Vincent O’Brien, Chair of the International Chambers of Commerce (ICC) Banking Commission’s Market Intelligence Group, discusses the findings of the two recent ICC reports: Global Survey 2014 – Rethinking Trade and Finance and the Trade Register Report 2014. The ICC has long been an advocate of trade finance as a means to unlocking global economic growth. Our two most recent reports have, however, added fuel to our fire with respect to providing useable data that both the market and policy-makers can use when assessing the impact of trade finance.

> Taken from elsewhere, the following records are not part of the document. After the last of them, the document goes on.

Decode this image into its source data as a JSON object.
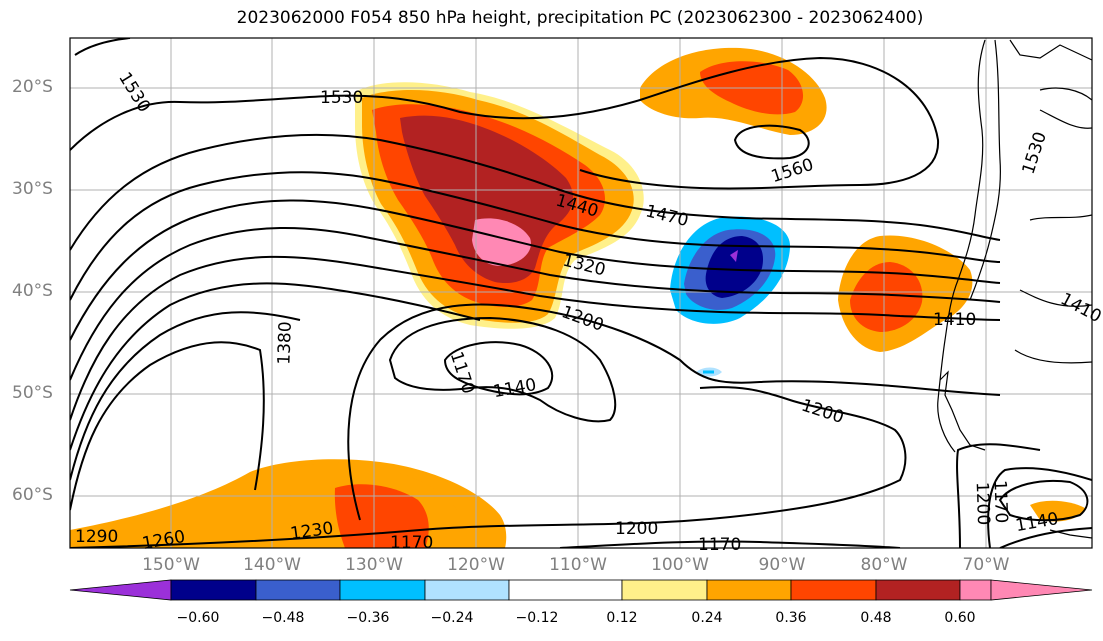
{
  "title": "2023062000 F054 850 hPa height, precipitation PC (2023062300 - 2023062400)",
  "lat_labels": [
    "20°S",
    "30°S",
    "40°S",
    "50°S",
    "60°S"
  ],
  "lon_labels": [
    "150°W",
    "140°W",
    "130°W",
    "120°W",
    "110°W",
    "100°W",
    "90°W",
    "80°W",
    "70°W"
  ],
  "contour_labels": [
    {
      "text": "1530"
    },
    {
      "text": "1530"
    },
    {
      "text": "1560"
    },
    {
      "text": "1530"
    },
    {
      "text": "1470"
    },
    {
      "text": "1440"
    },
    {
      "text": "1320"
    },
    {
      "text": "1200"
    },
    {
      "text": "1380"
    },
    {
      "text": "1170"
    },
    {
      "text": "1140"
    },
    {
      "text": "1200"
    },
    {
      "text": "1410"
    },
    {
      "text": "1410"
    },
    {
      "text": "1290"
    },
    {
      "text": "1260"
    },
    {
      "text": "1230"
    },
    {
      "text": "1170"
    },
    {
      "text": "1200"
    },
    {
      "text": "1170"
    },
    {
      "text": "1200"
    },
    {
      "text": "1170"
    },
    {
      "text": "1140"
    }
  ],
  "colorbar": {
    "ticks": [
      "−0.60",
      "−0.48",
      "−0.36",
      "−0.24",
      "−0.12",
      "0.12",
      "0.24",
      "0.36",
      "0.48",
      "0.60"
    ],
    "colors": [
      "#9b30d9",
      "#00008b",
      "#3a5fcd",
      "#00bfff",
      "#b0e2ff",
      "#ffffff",
      "#fff08a",
      "#ffa500",
      "#ff4500",
      "#b22222",
      "#ff88b4"
    ]
  }
}
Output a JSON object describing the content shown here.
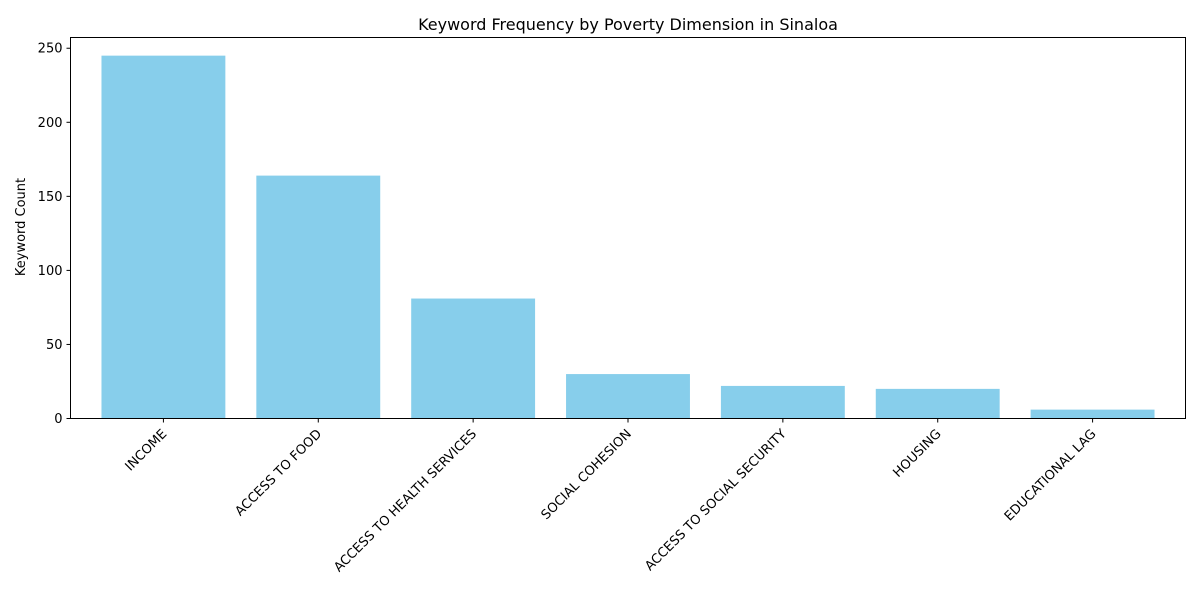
{
  "chart_data": {
    "type": "bar",
    "title": "Keyword Frequency by Poverty Dimension in Sinaloa",
    "xlabel": "",
    "ylabel": "Keyword Count",
    "categories": [
      "INCOME",
      "ACCESS TO FOOD",
      "ACCESS TO HEALTH SERVICES",
      "SOCIAL COHESION",
      "ACCESS TO SOCIAL SECURITY",
      "HOUSING",
      "EDUCATIONAL LAG"
    ],
    "values": [
      245,
      164,
      81,
      30,
      22,
      20,
      6
    ],
    "ylim": [
      0,
      257.25
    ],
    "yticks": [
      0,
      50,
      100,
      150,
      200,
      250
    ],
    "bar_color": "#87CEEB",
    "grid": false,
    "legend": "none"
  }
}
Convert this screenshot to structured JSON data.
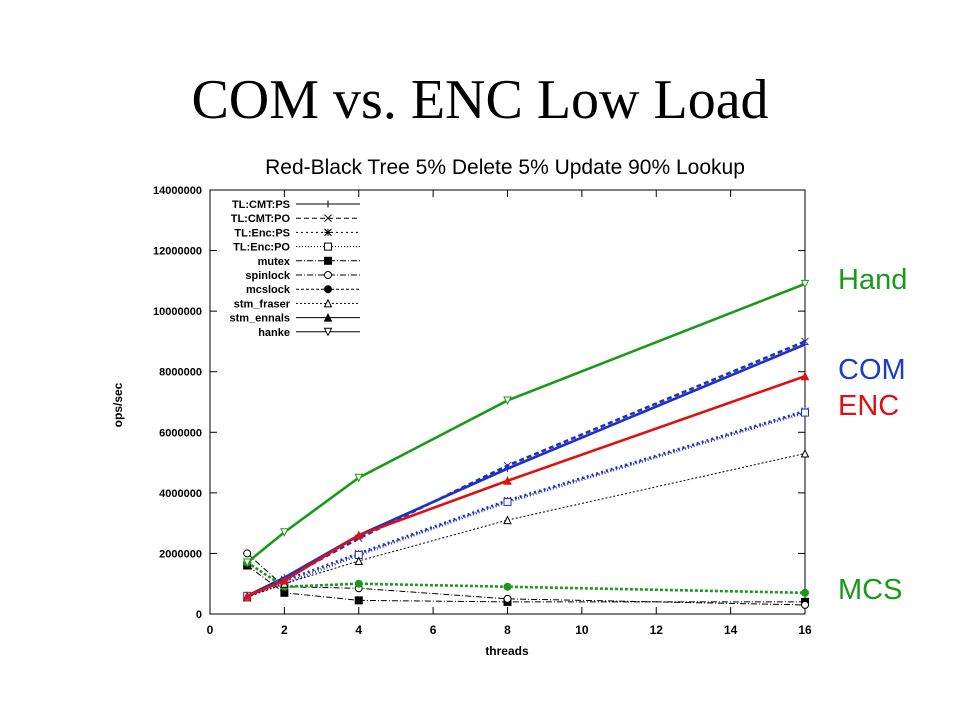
{
  "slide": {
    "title": "COM vs. ENC Low Load",
    "annotations": [
      {
        "label": "Hand",
        "color": "#1a9a1a"
      },
      {
        "label": "COM",
        "color": "#1a3ad0"
      },
      {
        "label": "ENC",
        "color": "#e01010"
      },
      {
        "label": "MCS",
        "color": "#1a9a1a"
      }
    ]
  },
  "chart_data": {
    "type": "line",
    "title": "Red-Black Tree 5% Delete 5% Update 90% Lookup",
    "xlabel": "threads",
    "ylabel": "ops/sec",
    "xlim": [
      0,
      16
    ],
    "ylim": [
      0,
      14000000
    ],
    "xticks": [
      0,
      2,
      4,
      6,
      8,
      10,
      12,
      14,
      16
    ],
    "yticks": [
      0,
      2000000,
      4000000,
      6000000,
      8000000,
      10000000,
      12000000,
      14000000
    ],
    "legend_position": "top-left",
    "grid": false,
    "x": [
      1,
      2,
      4,
      8,
      16
    ],
    "series": [
      {
        "name": "TL:CMT:PS",
        "values": [
          600000,
          1200000,
          2600000,
          4800000,
          8900000
        ],
        "color": "#2030c0",
        "marker": "plus",
        "dash": ""
      },
      {
        "name": "TL:CMT:PO",
        "values": [
          600000,
          1150000,
          2500000,
          4900000,
          9000000
        ],
        "color": "#2030c0",
        "marker": "cross",
        "dash": "5,3"
      },
      {
        "name": "TL:Enc:PS",
        "values": [
          600000,
          1100000,
          2000000,
          3750000,
          6700000
        ],
        "color": "#2030c0",
        "marker": "star",
        "dash": "2,3"
      },
      {
        "name": "TL:Enc:PO",
        "values": [
          600000,
          1000000,
          1950000,
          3700000,
          6650000
        ],
        "color": "#2030c0",
        "marker": "square-open",
        "dash": "1,2"
      },
      {
        "name": "mutex",
        "values": [
          1600000,
          700000,
          450000,
          400000,
          400000
        ],
        "color": "#000000",
        "marker": "square-filled",
        "dash": "6,2,1,2"
      },
      {
        "name": "spinlock",
        "values": [
          2000000,
          900000,
          850000,
          500000,
          300000
        ],
        "color": "#000000",
        "marker": "circle-open",
        "dash": "6,2,1,2"
      },
      {
        "name": "mcslock",
        "values": [
          1700000,
          900000,
          1000000,
          900000,
          700000
        ],
        "color": "#1a9a1a",
        "marker": "circle-filled",
        "dash": "3,2"
      },
      {
        "name": "stm_fraser",
        "values": [
          550000,
          1000000,
          1750000,
          3100000,
          5300000
        ],
        "color": "#000000",
        "marker": "triangle-open",
        "dash": "2,2"
      },
      {
        "name": "stm_ennals",
        "values": [
          600000,
          1100000,
          2600000,
          4400000,
          7850000
        ],
        "color": "#e01010",
        "marker": "triangle-filled",
        "dash": ""
      },
      {
        "name": "hanke",
        "values": [
          1700000,
          2700000,
          4500000,
          7050000,
          10900000
        ],
        "color": "#1a9a1a",
        "marker": "triangle-down-open",
        "dash": ""
      }
    ]
  }
}
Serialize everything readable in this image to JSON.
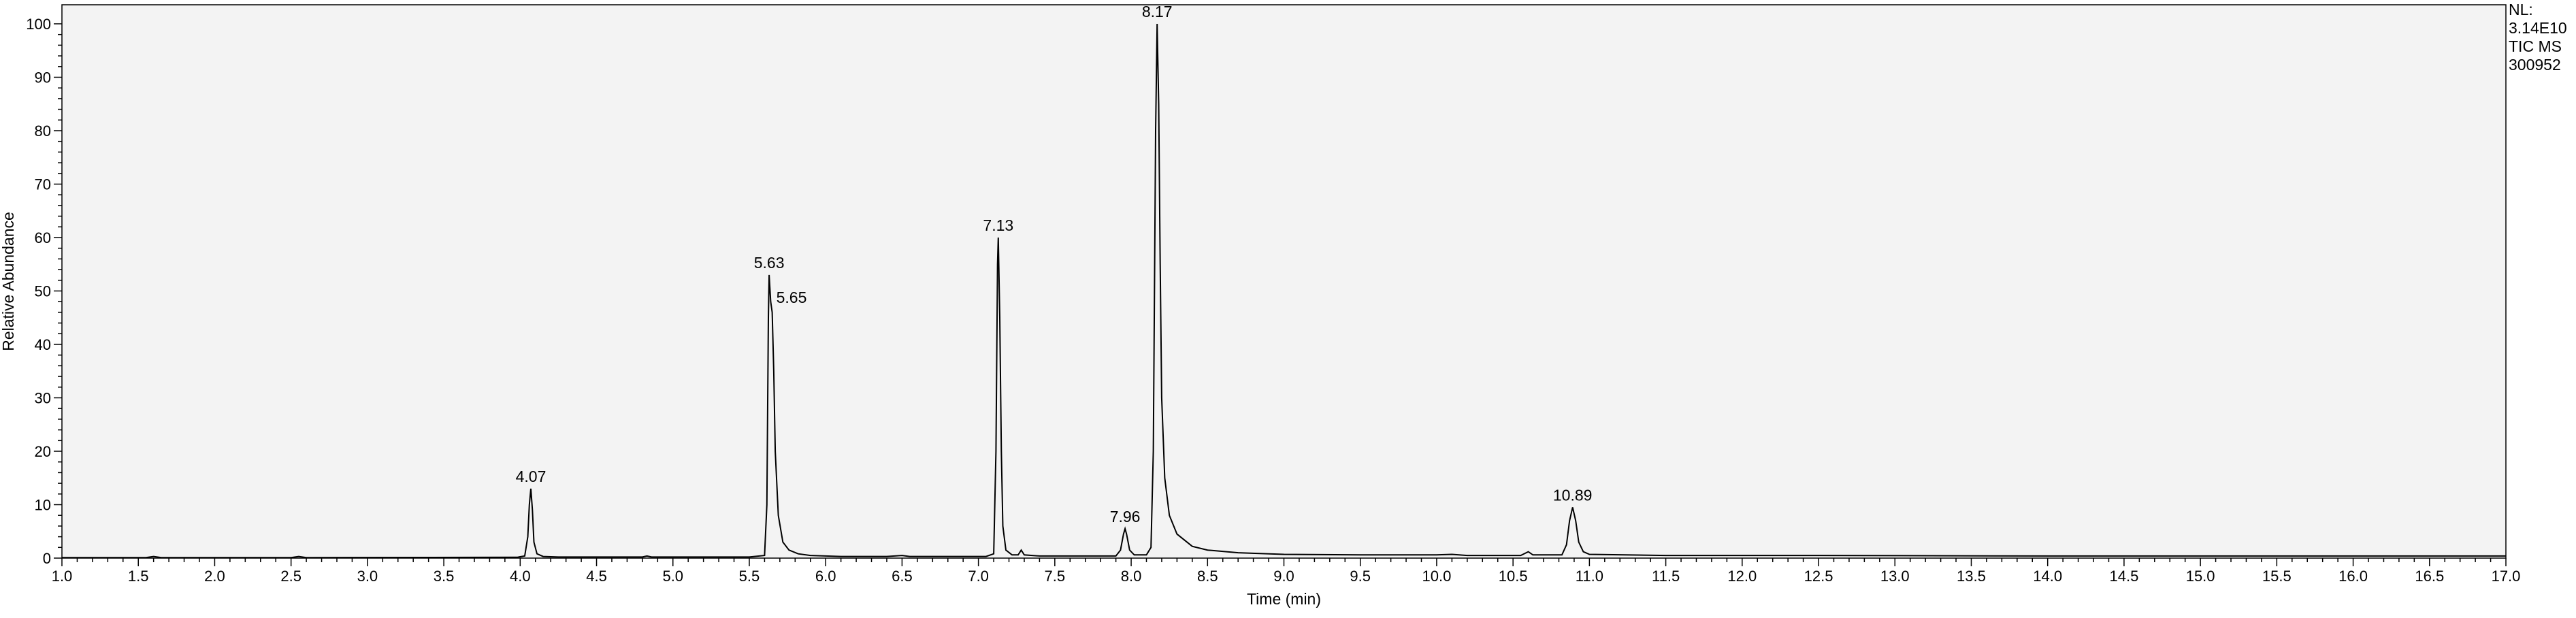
{
  "chart_data": {
    "type": "line",
    "xlabel": "Time (min)",
    "ylabel": "Relative Abundance",
    "xlim": [
      1.0,
      17.0
    ],
    "ylim": [
      0,
      100
    ],
    "x_ticks": [
      "1.0",
      "1.5",
      "2.0",
      "2.5",
      "3.0",
      "3.5",
      "4.0",
      "4.5",
      "5.0",
      "5.5",
      "6.0",
      "6.5",
      "7.0",
      "7.5",
      "8.0",
      "8.5",
      "9.0",
      "9.5",
      "10.0",
      "10.5",
      "11.0",
      "11.5",
      "12.0",
      "12.5",
      "13.0",
      "13.5",
      "14.0",
      "14.5",
      "15.0",
      "15.5",
      "16.0",
      "16.5",
      "17.0"
    ],
    "y_ticks": [
      "0",
      "10",
      "20",
      "30",
      "40",
      "50",
      "60",
      "70",
      "80",
      "90",
      "100"
    ],
    "info": [
      "NL:",
      "3.14E10",
      "TIC  MS",
      "300952"
    ],
    "peaks": [
      {
        "rt": 4.07,
        "label": "4.07",
        "height": 13
      },
      {
        "rt": 5.63,
        "label": "5.63",
        "height": 53
      },
      {
        "rt": 5.65,
        "label": "5.65",
        "height": 46
      },
      {
        "rt": 7.13,
        "label": "7.13",
        "height": 60
      },
      {
        "rt": 7.96,
        "label": "7.96",
        "height": 5.5
      },
      {
        "rt": 8.17,
        "label": "8.17",
        "height": 100
      },
      {
        "rt": 10.89,
        "label": "10.89",
        "height": 9.5
      }
    ],
    "trace": [
      [
        1.0,
        0.1
      ],
      [
        1.55,
        0.1
      ],
      [
        1.6,
        0.3
      ],
      [
        1.65,
        0.1
      ],
      [
        2.5,
        0.1
      ],
      [
        2.55,
        0.3
      ],
      [
        2.6,
        0.1
      ],
      [
        3.98,
        0.15
      ],
      [
        4.03,
        0.4
      ],
      [
        4.05,
        4
      ],
      [
        4.06,
        10
      ],
      [
        4.07,
        13
      ],
      [
        4.08,
        9
      ],
      [
        4.09,
        3
      ],
      [
        4.11,
        0.8
      ],
      [
        4.15,
        0.3
      ],
      [
        4.25,
        0.2
      ],
      [
        4.8,
        0.2
      ],
      [
        4.83,
        0.4
      ],
      [
        4.86,
        0.2
      ],
      [
        5.5,
        0.2
      ],
      [
        5.6,
        0.5
      ],
      [
        5.615,
        10
      ],
      [
        5.625,
        45
      ],
      [
        5.63,
        53
      ],
      [
        5.64,
        48
      ],
      [
        5.65,
        46
      ],
      [
        5.66,
        35
      ],
      [
        5.67,
        20
      ],
      [
        5.69,
        8
      ],
      [
        5.72,
        3
      ],
      [
        5.76,
        1.5
      ],
      [
        5.82,
        0.8
      ],
      [
        5.9,
        0.5
      ],
      [
        6.1,
        0.3
      ],
      [
        6.4,
        0.3
      ],
      [
        6.5,
        0.5
      ],
      [
        6.55,
        0.3
      ],
      [
        7.05,
        0.3
      ],
      [
        7.1,
        0.8
      ],
      [
        7.115,
        20
      ],
      [
        7.125,
        55
      ],
      [
        7.13,
        60
      ],
      [
        7.14,
        45
      ],
      [
        7.15,
        20
      ],
      [
        7.16,
        6
      ],
      [
        7.18,
        1.5
      ],
      [
        7.22,
        0.6
      ],
      [
        7.26,
        0.6
      ],
      [
        7.28,
        1.5
      ],
      [
        7.3,
        0.6
      ],
      [
        7.4,
        0.4
      ],
      [
        7.9,
        0.4
      ],
      [
        7.93,
        1.5
      ],
      [
        7.95,
        4.5
      ],
      [
        7.96,
        5.5
      ],
      [
        7.97,
        4.5
      ],
      [
        7.99,
        1.5
      ],
      [
        8.02,
        0.6
      ],
      [
        8.1,
        0.6
      ],
      [
        8.13,
        2
      ],
      [
        8.145,
        20
      ],
      [
        8.16,
        80
      ],
      [
        8.17,
        100
      ],
      [
        8.18,
        85
      ],
      [
        8.19,
        55
      ],
      [
        8.2,
        30
      ],
      [
        8.22,
        15
      ],
      [
        8.25,
        8
      ],
      [
        8.3,
        4.5
      ],
      [
        8.4,
        2.2
      ],
      [
        8.5,
        1.5
      ],
      [
        8.7,
        1.0
      ],
      [
        9.0,
        0.7
      ],
      [
        9.5,
        0.6
      ],
      [
        10.0,
        0.6
      ],
      [
        10.1,
        0.7
      ],
      [
        10.2,
        0.5
      ],
      [
        10.55,
        0.5
      ],
      [
        10.6,
        1.2
      ],
      [
        10.63,
        0.6
      ],
      [
        10.82,
        0.6
      ],
      [
        10.85,
        2.5
      ],
      [
        10.87,
        7
      ],
      [
        10.89,
        9.5
      ],
      [
        10.91,
        7
      ],
      [
        10.93,
        3
      ],
      [
        10.96,
        1.2
      ],
      [
        11.0,
        0.7
      ],
      [
        11.5,
        0.5
      ],
      [
        12.5,
        0.5
      ],
      [
        14.0,
        0.4
      ],
      [
        16.0,
        0.4
      ],
      [
        17.0,
        0.4
      ]
    ]
  }
}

Together, the Global Survey 2014:
Rethinking Trade and Finance (the “Survey”) and the Trade Register
Report 2014 (the “Register”), form a powerful body of work for the ICC’s
advocacy of trade finance as a low risk financing technique, aimed at
fostering global economic growth.
However, at a shade above 3% in 2013,
trade growth has slowed. And if we rewind back to a time before the
global financial crisis of 2008-09, global trade grew close to a pace
double that of GDP. Now, however, trade has fallen to grow at around the
same rate as GDP.
Several factors seem to be contributing
to this decline in growth, of which the starkest – as stated – is the
fact that the availability of trade finance is well below demand.
According to the Survey’s respondents, some 41% believe that additional
liquidity is required to support current trade flows. This is mainly due
to the continued perceived risk – as well as banks still repairing
their balance sheets – yet other factors are at play, of which the most
interesting is the impact of regulatory changes.